Covers, Titles, and all that Jazz
Yesterday, I was quite sick and didnt get much done. I did some research reading (good chunk of David Starkey's Six Wives) and some needlepoint for the miniature games room I'm making, but that's about it.
My publisher is working on the Lingerie Addict cover and asked for input this morning. Covers, if you didn't know this, are about the first thing the publisher works on; they start even before the manuscript is due. They do that because it's one of the longest and most expensive processes of book making. The cover has to be designed, the art commissioned and finished, the lettering, etc. designed, the cover blurb written, the cover quotes in place, and probably other things I don't know about. Then all this has to be put together and sent to the printers, who take a certain amount of time. Plus the covers have to be done in time to be sent out to the distributors, who look at the covers and place their orders. When I worked at a small publisher (Oryx Press, now owned by Greenwood), I would see the covers for my books long before the author gave me a finished manuscript!
Cover art is chosen because the publisher wants a certain look--depending on the content of the book and the type of book (comedy, drama, gothic, futuristic, pirate, vampire, what have you). That is why sometimes the cover art doesn't always fit exactly what's inside the book. But it does fit the line, imprint, style, or whatever.
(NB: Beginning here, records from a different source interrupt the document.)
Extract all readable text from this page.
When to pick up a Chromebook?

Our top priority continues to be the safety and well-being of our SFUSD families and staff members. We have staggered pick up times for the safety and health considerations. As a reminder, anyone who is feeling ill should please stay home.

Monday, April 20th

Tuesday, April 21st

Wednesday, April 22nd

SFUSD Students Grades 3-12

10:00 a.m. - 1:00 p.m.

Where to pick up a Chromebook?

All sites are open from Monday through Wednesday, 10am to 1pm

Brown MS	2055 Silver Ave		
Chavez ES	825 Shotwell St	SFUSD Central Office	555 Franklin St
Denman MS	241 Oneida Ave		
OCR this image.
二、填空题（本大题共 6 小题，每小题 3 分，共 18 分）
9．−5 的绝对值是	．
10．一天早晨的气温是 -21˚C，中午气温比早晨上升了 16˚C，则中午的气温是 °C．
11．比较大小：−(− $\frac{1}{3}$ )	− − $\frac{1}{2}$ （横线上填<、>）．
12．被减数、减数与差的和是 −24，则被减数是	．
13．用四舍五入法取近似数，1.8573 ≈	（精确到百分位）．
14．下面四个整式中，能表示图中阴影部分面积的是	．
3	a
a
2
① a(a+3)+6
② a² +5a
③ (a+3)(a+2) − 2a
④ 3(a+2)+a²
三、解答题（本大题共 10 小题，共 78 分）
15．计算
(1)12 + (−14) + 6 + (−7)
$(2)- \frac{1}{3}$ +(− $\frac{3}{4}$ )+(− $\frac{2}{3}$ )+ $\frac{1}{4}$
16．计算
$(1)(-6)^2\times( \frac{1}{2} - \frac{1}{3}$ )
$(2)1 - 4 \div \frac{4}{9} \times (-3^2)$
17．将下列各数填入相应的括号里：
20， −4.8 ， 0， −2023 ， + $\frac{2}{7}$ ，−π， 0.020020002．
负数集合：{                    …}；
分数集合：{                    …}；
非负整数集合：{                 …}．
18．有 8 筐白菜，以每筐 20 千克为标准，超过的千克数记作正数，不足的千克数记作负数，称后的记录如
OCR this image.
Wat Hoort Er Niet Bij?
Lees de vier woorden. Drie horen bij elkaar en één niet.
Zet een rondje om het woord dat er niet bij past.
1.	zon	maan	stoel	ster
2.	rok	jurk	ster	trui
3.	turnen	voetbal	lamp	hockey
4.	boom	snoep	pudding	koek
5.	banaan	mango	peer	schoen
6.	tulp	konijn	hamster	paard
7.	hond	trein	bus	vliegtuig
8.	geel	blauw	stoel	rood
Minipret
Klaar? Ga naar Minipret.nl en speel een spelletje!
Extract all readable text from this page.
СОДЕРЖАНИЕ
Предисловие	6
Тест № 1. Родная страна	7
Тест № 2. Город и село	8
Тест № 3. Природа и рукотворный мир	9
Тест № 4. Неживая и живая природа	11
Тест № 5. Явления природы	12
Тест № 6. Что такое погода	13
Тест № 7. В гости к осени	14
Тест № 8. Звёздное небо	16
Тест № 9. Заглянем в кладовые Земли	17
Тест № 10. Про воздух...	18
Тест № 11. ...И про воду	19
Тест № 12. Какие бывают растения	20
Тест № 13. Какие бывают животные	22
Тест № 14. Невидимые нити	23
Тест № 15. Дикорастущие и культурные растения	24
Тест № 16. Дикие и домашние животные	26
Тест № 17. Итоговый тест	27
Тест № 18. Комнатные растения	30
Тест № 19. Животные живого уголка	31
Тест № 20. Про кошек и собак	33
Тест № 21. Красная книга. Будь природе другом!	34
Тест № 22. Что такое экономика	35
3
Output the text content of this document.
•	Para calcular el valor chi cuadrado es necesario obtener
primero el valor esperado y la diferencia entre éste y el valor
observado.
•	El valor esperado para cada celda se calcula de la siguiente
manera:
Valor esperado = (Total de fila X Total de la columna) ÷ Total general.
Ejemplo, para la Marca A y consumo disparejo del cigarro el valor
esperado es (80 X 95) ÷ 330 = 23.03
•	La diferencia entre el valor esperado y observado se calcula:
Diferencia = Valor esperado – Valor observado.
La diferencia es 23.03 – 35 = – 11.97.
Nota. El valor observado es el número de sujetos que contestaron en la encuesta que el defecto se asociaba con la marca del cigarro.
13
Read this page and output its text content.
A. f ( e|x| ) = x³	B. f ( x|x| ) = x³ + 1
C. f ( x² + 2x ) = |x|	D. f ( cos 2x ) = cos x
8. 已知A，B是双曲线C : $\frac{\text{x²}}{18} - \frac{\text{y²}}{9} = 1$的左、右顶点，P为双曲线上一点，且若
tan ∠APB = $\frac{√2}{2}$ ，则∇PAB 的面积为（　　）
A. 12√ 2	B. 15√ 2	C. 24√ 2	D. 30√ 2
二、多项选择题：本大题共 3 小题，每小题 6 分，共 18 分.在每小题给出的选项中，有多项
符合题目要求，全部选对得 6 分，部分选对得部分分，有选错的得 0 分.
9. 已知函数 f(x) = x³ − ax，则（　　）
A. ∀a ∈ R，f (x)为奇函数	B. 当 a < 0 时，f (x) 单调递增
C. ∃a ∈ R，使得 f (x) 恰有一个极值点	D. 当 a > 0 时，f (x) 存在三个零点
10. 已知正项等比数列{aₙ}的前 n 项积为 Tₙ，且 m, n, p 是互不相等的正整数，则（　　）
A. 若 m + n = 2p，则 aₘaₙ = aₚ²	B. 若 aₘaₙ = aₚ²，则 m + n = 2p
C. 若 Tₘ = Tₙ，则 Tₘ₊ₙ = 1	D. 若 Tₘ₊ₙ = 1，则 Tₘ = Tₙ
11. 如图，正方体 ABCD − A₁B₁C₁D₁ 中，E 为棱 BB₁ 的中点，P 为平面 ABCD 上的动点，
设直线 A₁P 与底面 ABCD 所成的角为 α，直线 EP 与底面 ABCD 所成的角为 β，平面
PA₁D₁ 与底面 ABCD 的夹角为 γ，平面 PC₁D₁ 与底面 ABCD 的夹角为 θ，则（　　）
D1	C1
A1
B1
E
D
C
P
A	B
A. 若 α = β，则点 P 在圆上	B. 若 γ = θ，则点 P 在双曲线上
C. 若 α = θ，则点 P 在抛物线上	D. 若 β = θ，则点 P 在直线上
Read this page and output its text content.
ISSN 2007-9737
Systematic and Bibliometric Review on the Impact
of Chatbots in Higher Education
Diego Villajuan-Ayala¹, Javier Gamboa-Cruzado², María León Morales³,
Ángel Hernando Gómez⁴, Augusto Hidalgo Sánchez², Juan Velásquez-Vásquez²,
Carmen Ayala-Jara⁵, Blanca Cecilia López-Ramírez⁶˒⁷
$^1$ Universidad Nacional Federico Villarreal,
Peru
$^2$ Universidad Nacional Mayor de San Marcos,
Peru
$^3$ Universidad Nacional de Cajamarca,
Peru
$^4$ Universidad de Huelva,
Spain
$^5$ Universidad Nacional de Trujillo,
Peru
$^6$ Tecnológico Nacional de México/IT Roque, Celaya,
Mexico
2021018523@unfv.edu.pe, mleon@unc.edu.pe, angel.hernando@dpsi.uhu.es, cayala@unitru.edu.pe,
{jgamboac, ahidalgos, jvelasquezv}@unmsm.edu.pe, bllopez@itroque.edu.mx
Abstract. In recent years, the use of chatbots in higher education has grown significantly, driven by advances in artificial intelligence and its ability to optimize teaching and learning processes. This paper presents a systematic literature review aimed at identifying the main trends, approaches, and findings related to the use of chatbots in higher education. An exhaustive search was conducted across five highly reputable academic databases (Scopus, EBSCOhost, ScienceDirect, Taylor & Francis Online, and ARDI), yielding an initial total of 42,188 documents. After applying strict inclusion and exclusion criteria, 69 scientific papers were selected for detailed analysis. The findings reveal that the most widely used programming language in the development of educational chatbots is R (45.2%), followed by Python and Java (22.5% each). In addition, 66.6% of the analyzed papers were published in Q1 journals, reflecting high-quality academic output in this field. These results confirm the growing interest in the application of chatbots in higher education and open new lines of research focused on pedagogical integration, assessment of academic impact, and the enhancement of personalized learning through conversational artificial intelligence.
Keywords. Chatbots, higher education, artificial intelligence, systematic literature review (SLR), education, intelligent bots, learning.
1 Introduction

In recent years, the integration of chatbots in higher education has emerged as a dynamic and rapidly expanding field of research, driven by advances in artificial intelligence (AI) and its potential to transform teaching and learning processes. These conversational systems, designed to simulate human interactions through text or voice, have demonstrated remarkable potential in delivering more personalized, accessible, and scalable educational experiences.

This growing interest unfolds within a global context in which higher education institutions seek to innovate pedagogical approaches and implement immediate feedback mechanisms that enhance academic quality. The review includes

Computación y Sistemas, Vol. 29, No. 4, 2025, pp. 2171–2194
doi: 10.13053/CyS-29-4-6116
I'm perfectly happy to let the publisher take artistic license when designing my covers if it makes a better cover.
On a reader board yesterday, I saw a reader astonished that authors did not always choose their own titles. That is true. Many times a publisher will have something else in mind and change it. But not always.
So far, all the titles I've come up with have not been changed (except Confessions of a Lingerie Addict, which had a slight change). The Pirate Next Door was my idea. The Care and Feeding of Pirates is mine. Even the more boring titles, like The Pirate Hunter, are mine. I'm not certain if this is good or bad! The mystery titles I've come up with so far (The Hanover Square Affair, A Regimental Murder, The Glass House, The Sudbury School Murders) have also stayed. But if an editor or someone in marketing thinks they can generate more sales by changing the title, they will. Single-title publishers, btw, are much more inclined to keep an author's title or work with an author on the title than category publishers.
Ok, now that I've talked about covers, cover art, and titles, it's time for me to dive into the most important part of the book--the inside! I must work on a few revisions to Sudbury School Murders and plan some things for Lacey Book 5. That sounds like a full day.